London's first ParaPride highlighted the need for further inclusivity and visibility of disabilities in the LGBT+ community.

People celebrating London's very first ParaPride

London’s first-ever ParaPride was a powerful declaration on the importance of inclusion for people with disabilities and on addressing discrimination within the LGBT+ community. 

The event on Saturday August 17, saw the Royal Vauxhall Tavern host several hundred people for an afternoon of panel discussions and stage acts. One of the performances was by performance poet and disability activist, Ruthie Adamson, who performed as the character Wonky Wordsmith.

Adamson spoke about how discrimination can take many forms, illustrating how she experienced “disablism” from a partygoer at a recent event.

“As soon as she walked in and saw me and saw my delightfully deformed digits, she sneeringly said, ‘A lesbian with one hand?'”

Domenico Pasquariello, a former teacher, spoke about the necessity for LGBT+ venues to become more accessible, as well as the need for the LGBT+ community to address how it views disabled people. 

“We want people to know that there are people within the LGBT+ community who are disabled and we don’t want people to discriminate (against) disability within the community,” Pasquariello told the Thomson Reuters Foundation.

In July 2019, there was a community fundraiser to get a chairlift installed in the Oxford LGBT+ club Plush to make it more disability-friendly. Paul Scarrott, a trustee of an Oxford disability charity, said: “People with disabilities want to have a fun night out too and there are not enough places in Oxford where this is possible. We hope their example will lead others to improve access too.”

The community raised £11,000, showing a clear desire for creating inclusive spaces for everyone in the LGBT+ community. However, there is still much work to be done in terms of visibility on an international level.

In GCN Issue 348, Paddy Smyth, gay activist and host of the new RTÉ fashion show The Fitting Room, discussed dating as a differently-abled person: “Disabled people are treated like babies, like newborns, people are very protective.

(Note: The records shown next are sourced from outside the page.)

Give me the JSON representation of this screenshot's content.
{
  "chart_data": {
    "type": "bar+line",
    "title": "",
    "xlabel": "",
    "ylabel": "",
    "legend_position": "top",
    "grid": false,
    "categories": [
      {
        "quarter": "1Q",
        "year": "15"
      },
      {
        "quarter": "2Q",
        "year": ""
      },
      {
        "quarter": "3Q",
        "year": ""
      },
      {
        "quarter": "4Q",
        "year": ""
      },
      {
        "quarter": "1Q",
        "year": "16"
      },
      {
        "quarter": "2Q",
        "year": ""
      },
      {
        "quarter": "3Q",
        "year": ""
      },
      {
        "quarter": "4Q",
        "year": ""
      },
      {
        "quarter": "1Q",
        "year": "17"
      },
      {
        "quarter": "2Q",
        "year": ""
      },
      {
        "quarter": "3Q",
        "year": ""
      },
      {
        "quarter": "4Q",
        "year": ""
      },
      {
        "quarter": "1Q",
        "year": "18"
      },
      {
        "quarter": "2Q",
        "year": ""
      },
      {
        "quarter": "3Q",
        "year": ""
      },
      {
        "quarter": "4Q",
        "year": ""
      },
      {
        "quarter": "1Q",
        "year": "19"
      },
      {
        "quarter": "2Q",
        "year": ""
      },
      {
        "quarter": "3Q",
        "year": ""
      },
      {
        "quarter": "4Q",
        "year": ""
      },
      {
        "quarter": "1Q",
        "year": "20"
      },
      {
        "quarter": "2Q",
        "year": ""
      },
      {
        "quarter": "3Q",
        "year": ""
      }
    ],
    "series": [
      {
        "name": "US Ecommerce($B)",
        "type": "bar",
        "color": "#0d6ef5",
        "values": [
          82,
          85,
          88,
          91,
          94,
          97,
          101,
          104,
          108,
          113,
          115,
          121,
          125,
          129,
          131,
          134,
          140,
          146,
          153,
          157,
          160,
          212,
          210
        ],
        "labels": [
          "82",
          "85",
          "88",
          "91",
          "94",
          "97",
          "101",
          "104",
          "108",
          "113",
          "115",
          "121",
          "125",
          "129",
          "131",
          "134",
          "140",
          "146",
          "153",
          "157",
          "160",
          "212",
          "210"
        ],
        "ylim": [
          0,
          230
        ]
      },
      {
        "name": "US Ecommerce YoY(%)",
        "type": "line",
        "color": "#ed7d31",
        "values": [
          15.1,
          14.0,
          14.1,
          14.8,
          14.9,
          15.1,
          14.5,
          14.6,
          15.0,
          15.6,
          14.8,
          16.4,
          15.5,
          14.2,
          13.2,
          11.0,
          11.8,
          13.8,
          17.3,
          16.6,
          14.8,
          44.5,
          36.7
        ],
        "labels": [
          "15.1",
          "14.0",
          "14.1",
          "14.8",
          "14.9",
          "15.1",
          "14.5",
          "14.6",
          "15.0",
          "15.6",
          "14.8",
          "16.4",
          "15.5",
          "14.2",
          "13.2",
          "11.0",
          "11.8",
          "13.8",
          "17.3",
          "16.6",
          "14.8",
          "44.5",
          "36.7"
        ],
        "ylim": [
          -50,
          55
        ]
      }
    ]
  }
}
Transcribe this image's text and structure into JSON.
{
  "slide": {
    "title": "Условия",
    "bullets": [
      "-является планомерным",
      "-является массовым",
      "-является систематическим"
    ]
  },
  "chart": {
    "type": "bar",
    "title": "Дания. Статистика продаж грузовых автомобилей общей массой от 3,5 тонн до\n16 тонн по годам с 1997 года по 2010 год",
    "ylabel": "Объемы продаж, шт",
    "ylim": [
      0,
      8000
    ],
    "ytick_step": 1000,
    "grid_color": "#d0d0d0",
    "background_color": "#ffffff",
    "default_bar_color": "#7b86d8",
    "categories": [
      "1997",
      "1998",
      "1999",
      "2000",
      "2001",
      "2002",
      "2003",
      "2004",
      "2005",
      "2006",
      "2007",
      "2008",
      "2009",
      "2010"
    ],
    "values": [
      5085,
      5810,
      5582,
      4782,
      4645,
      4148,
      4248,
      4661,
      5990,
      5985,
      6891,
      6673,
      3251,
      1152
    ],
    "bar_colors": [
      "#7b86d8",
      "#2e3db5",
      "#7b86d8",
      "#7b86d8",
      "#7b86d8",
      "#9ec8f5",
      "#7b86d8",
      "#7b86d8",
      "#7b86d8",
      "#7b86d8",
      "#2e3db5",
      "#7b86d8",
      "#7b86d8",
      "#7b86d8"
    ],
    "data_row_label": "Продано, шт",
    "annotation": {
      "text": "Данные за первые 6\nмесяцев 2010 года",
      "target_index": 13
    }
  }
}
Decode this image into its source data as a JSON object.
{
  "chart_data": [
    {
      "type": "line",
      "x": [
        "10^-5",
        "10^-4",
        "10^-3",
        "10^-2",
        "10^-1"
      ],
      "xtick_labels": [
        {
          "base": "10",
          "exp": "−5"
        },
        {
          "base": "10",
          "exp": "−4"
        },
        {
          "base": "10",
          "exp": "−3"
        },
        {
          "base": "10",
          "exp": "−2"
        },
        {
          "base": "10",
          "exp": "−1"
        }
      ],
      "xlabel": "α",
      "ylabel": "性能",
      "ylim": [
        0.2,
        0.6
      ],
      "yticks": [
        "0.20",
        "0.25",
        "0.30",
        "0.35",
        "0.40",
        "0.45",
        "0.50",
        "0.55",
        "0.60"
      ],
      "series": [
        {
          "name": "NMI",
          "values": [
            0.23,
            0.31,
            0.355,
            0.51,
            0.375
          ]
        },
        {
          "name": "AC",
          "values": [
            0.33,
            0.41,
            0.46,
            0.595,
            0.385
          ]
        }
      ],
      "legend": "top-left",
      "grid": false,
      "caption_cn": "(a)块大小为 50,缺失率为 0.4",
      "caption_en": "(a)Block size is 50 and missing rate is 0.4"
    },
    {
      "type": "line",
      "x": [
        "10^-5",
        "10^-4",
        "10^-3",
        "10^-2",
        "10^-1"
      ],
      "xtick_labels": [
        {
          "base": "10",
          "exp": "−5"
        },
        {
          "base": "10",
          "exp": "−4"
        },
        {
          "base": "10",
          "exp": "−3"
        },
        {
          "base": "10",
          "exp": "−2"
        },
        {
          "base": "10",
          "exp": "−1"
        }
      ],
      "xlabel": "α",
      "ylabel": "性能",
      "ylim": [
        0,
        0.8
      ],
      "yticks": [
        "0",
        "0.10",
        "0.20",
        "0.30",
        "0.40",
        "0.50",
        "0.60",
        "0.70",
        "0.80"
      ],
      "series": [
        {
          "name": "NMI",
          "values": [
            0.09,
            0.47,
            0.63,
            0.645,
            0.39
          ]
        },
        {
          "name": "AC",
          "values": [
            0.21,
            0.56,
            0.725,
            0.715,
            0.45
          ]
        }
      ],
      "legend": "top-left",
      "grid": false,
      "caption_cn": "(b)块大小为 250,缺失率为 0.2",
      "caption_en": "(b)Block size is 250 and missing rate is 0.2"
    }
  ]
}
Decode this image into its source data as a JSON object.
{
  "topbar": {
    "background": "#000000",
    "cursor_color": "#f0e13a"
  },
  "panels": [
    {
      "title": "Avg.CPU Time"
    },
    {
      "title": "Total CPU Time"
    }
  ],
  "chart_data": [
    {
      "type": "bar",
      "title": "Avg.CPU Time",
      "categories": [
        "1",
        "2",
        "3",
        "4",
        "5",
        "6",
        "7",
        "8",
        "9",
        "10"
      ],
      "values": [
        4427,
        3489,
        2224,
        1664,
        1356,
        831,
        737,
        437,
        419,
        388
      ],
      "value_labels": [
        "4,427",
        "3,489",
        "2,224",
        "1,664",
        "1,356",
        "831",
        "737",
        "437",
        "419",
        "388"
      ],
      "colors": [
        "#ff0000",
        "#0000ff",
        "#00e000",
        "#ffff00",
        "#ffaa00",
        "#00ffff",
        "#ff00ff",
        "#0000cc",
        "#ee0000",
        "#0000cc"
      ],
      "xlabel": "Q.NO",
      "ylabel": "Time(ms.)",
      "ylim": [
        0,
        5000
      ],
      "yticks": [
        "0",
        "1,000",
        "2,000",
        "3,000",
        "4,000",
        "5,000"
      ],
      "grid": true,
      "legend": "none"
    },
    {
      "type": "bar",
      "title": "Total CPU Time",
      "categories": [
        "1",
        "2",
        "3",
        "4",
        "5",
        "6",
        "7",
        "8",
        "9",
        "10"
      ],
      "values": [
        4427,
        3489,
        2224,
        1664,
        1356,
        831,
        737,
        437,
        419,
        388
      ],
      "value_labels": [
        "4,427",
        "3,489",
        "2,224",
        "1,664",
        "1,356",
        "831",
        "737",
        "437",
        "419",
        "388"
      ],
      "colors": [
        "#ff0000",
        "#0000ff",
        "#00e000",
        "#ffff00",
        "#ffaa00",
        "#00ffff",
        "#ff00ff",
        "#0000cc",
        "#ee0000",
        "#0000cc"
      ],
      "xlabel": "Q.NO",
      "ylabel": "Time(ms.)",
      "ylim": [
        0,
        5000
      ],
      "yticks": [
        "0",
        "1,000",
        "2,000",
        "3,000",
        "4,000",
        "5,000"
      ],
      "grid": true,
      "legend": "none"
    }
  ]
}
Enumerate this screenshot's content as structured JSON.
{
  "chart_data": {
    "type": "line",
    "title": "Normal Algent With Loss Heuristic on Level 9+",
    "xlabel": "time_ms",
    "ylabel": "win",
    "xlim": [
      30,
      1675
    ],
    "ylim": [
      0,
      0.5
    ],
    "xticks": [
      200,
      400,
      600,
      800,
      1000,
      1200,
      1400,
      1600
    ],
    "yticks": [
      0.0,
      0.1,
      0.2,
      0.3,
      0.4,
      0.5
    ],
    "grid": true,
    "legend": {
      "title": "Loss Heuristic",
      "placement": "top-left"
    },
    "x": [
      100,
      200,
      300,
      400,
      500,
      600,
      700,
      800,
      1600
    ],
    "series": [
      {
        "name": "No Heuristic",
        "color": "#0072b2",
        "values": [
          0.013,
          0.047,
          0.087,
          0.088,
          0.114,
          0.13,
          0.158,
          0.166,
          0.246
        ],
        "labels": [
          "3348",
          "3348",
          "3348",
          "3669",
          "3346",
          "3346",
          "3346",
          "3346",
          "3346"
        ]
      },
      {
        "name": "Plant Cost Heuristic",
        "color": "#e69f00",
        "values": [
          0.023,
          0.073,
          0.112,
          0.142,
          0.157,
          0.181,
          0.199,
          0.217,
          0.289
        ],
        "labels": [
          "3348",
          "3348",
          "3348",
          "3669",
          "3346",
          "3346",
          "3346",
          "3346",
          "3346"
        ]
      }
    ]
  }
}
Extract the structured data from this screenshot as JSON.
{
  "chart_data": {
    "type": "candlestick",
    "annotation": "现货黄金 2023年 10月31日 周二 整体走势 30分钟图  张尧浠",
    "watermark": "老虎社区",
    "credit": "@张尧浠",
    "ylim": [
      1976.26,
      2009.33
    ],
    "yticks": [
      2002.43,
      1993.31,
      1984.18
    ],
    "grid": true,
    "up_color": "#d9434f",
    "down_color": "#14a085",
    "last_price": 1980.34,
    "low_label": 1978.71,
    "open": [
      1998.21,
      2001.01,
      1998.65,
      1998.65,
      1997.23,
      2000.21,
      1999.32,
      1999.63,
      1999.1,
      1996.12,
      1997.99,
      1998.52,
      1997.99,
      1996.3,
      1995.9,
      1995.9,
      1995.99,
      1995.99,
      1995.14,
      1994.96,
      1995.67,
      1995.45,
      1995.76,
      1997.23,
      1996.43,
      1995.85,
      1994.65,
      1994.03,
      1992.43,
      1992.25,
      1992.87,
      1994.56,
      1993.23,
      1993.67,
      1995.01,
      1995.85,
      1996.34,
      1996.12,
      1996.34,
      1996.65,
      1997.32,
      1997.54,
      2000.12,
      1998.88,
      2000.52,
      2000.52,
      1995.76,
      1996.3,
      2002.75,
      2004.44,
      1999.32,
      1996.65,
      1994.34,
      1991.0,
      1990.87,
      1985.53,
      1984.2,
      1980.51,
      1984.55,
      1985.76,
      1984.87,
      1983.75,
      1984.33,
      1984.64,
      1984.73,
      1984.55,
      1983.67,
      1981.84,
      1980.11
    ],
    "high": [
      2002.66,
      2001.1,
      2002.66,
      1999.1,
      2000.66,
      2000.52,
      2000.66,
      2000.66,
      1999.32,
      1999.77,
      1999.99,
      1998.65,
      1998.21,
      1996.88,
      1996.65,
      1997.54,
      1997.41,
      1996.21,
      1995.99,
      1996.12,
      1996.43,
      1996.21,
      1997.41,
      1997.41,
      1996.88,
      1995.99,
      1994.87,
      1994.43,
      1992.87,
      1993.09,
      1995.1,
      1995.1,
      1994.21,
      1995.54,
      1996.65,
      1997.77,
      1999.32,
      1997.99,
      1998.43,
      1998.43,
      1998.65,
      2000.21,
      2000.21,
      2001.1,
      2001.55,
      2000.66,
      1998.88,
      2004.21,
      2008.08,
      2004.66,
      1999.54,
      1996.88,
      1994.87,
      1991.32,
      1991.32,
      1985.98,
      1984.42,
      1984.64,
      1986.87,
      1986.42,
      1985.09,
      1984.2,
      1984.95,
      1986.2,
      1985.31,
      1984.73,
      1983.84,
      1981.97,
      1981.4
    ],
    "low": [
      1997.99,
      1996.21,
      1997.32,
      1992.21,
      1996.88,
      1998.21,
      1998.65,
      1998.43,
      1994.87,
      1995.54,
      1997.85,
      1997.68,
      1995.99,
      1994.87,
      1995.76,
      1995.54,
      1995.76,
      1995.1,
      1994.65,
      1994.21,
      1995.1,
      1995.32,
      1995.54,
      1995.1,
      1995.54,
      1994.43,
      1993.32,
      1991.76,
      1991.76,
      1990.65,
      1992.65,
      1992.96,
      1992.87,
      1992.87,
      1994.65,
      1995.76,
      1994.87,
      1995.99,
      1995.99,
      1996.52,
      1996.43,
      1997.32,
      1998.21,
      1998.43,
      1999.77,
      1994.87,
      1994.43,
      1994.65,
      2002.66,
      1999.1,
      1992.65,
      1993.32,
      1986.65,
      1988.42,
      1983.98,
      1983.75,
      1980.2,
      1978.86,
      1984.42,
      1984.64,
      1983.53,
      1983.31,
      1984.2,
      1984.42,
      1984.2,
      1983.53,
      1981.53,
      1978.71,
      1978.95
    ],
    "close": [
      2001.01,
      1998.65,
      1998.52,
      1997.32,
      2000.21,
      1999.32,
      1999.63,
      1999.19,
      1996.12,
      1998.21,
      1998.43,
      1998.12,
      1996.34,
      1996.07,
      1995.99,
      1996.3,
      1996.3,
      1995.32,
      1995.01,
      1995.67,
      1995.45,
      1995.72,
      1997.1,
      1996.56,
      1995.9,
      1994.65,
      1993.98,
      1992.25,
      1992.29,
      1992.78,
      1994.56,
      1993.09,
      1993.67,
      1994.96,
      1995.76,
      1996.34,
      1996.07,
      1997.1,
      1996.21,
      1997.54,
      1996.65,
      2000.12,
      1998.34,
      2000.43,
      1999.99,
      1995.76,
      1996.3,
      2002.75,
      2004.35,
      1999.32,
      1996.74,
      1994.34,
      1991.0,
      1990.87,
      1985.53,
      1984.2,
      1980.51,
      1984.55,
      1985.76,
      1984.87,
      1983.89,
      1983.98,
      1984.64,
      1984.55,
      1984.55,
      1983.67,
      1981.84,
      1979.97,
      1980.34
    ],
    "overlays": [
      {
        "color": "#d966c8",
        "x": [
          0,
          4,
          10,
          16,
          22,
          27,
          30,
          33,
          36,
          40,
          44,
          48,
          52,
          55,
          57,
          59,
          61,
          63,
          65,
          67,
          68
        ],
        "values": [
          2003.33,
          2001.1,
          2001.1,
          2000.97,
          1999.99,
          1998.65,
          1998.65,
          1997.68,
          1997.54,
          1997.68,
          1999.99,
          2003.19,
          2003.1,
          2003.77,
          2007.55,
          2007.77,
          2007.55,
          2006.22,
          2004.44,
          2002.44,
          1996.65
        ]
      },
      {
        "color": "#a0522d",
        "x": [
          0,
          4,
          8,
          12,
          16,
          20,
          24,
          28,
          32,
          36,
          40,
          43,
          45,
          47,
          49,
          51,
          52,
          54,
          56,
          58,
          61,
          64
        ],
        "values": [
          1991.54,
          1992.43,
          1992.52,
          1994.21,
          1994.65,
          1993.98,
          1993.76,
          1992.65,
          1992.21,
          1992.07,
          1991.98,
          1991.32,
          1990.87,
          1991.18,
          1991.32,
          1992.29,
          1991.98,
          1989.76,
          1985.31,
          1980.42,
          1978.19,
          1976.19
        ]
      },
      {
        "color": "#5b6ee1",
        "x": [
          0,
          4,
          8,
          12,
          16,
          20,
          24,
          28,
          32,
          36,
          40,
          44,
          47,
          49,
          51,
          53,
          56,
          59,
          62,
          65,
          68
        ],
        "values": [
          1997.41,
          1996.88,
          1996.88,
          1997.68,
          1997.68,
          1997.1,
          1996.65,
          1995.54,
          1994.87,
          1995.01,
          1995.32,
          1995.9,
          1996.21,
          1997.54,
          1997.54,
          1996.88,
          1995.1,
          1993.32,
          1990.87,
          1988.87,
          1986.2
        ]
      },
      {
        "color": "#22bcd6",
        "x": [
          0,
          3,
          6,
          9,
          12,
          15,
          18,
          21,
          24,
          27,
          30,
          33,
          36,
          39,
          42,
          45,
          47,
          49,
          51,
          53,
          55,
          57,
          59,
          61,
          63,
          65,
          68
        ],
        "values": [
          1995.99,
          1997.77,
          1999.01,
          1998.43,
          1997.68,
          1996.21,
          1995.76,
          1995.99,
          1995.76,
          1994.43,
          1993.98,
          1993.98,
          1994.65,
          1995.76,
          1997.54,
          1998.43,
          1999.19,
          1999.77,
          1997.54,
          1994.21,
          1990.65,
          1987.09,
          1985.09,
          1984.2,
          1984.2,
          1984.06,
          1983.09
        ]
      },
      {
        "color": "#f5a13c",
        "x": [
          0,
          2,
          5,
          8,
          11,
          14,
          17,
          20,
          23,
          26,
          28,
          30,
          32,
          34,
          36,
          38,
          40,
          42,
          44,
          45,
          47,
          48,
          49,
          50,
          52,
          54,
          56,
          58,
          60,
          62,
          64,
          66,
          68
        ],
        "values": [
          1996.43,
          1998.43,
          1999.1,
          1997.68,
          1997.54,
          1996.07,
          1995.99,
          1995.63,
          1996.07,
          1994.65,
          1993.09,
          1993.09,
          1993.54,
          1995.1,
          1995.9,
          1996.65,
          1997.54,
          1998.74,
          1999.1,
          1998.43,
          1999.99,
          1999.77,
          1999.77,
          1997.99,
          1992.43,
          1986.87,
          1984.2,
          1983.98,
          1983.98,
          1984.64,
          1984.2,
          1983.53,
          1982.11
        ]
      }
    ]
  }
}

I think that’s a lot of why they can’t find someone with a disability attractive – because society’s instinct is to protect them and keep them safe like we’re going to shatter.”

Having the chance to present The Fitting Room was a life-changing moment for Smyth: “For me, I hope it shows that no matter your disability… you can achieve what you want to achieve. I always dreamed of being a presenter but didn’t think it was possible because society told me so. I hope it shows that the disabled community are heard and we are listened to, and in this show, we are included in a positive way.” He also spoke about his experiences as part of the live Call It Out panel

Continuing the push for representation and visibility is crucial in breaking the stigma around disabilities. Events such as ParaPride are powerful examples of how to further these ongoing discussions.